Today was my first day back at work after the break and after spending lots of time snuggled up at home in thick jumpers and cardigans the thing that struck me most was how hot the building was. Its always hot and I wear fewer layers of thinner clothing to compensate but after a couple of weeks living at much lower temperatures today I felt almost uncomfortably warm. I also noticed that my skin felt drier and more taut by the end of the day.
I don't know when workplaces started to be heated to high temperatures but I know of several buildings which are kept at such a high temperature that windows have to be opened to let the heat out! I don't know which came first, that buildings are hot so everyone wears short sleeved clothes in the winter or that fashion has dictated that light weight clothes are worn and so heating has to be raised accordingly.

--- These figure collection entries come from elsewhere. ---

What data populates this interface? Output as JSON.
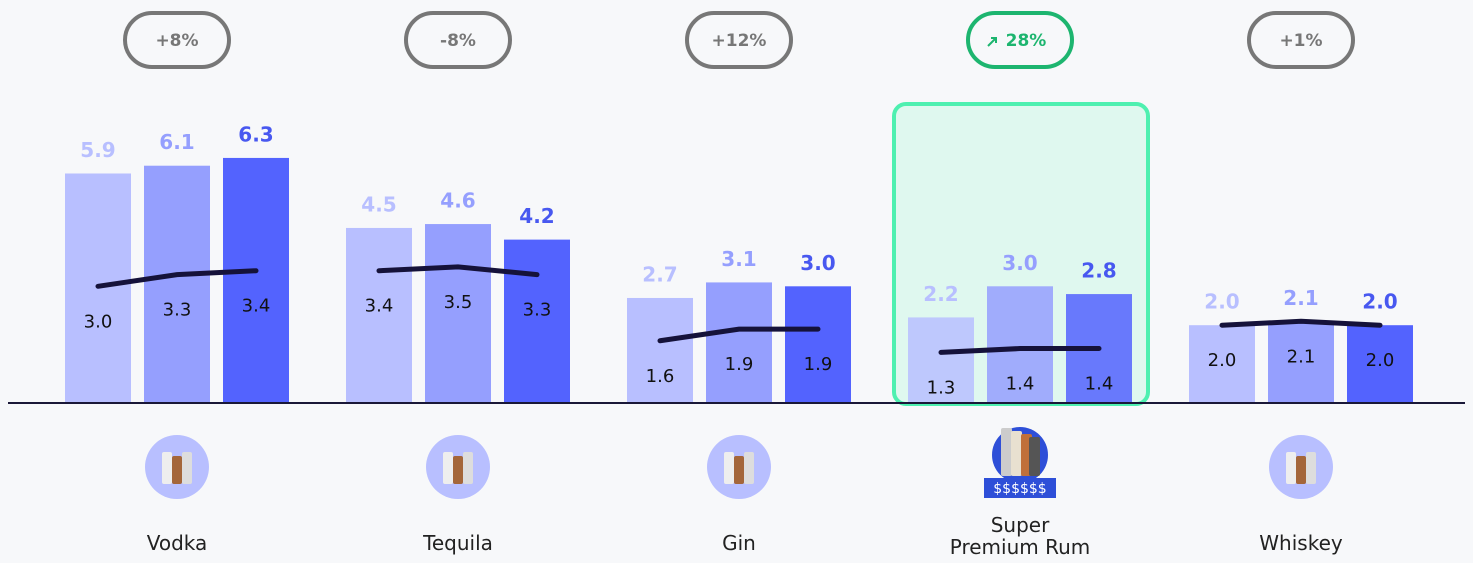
{
  "chart_data": {
    "type": "bar",
    "categories": [
      "Vodka",
      "Tequila",
      "Gin",
      "Super Premium Rum",
      "Whiskey"
    ],
    "series": [
      {
        "color": "#b8bfff",
        "label_color": "#b8bfff",
        "values": [
          5.9,
          4.5,
          2.7,
          2.2,
          2.0
        ],
        "value_labels": [
          "5.9",
          "4.5",
          "2.7",
          "2.2",
          "2.0"
        ]
      },
      {
        "color": "#959ffe",
        "label_color": "#959ffe",
        "values": [
          6.1,
          4.6,
          3.1,
          3.0,
          2.1
        ],
        "value_labels": [
          "6.1",
          "4.6",
          "3.1",
          "3.0",
          "2.1"
        ]
      },
      {
        "color": "#5363fe",
        "label_color": "#4858f0",
        "values": [
          6.3,
          4.2,
          3.0,
          2.8,
          2.0
        ],
        "value_labels": [
          "6.3",
          "4.2",
          "3.0",
          "2.8",
          "2.0"
        ]
      }
    ],
    "line": {
      "color": "#15123a",
      "values": [
        [
          3.0,
          3.3,
          3.4
        ],
        [
          3.4,
          3.5,
          3.3
        ],
        [
          1.6,
          1.9,
          1.9
        ],
        [
          1.3,
          1.4,
          1.4
        ],
        [
          2.0,
          2.1,
          2.0
        ]
      ],
      "value_labels": [
        [
          "3.0",
          "3.3",
          "3.4"
        ],
        [
          "3.4",
          "3.5",
          "3.3"
        ],
        [
          "1.6",
          "1.9",
          "1.9"
        ],
        [
          "1.3",
          "1.4",
          "1.4"
        ],
        [
          "2.0",
          "2.1",
          "2.0"
        ]
      ]
    },
    "changes": [
      "+8%",
      "-8%",
      "+12%",
      "28%",
      "+1%"
    ],
    "highlight": 3,
    "price_tag": "$$$$$$",
    "ylim": [
      0,
      7
    ]
  }
}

There must be a whole generation growing up who wear similar clothes summer and winter and alter the temperature of their environment rather than change their clothing to suit the season. Of course its not just work places that are being heated to higher temperatures, the internal temperature of many homes has risen over the last few decades. An interesting statistic I found in the book "How We Can Save the Planet" by Mayer Hillman is that in the 1970s the average internal temperature of homes ( in the UK ) was 13C compared to an average of 19C today. That is a huge increase in just 30 years.
Perhaps now that energy prices are rising there will be a return to more comfortably heated buildings.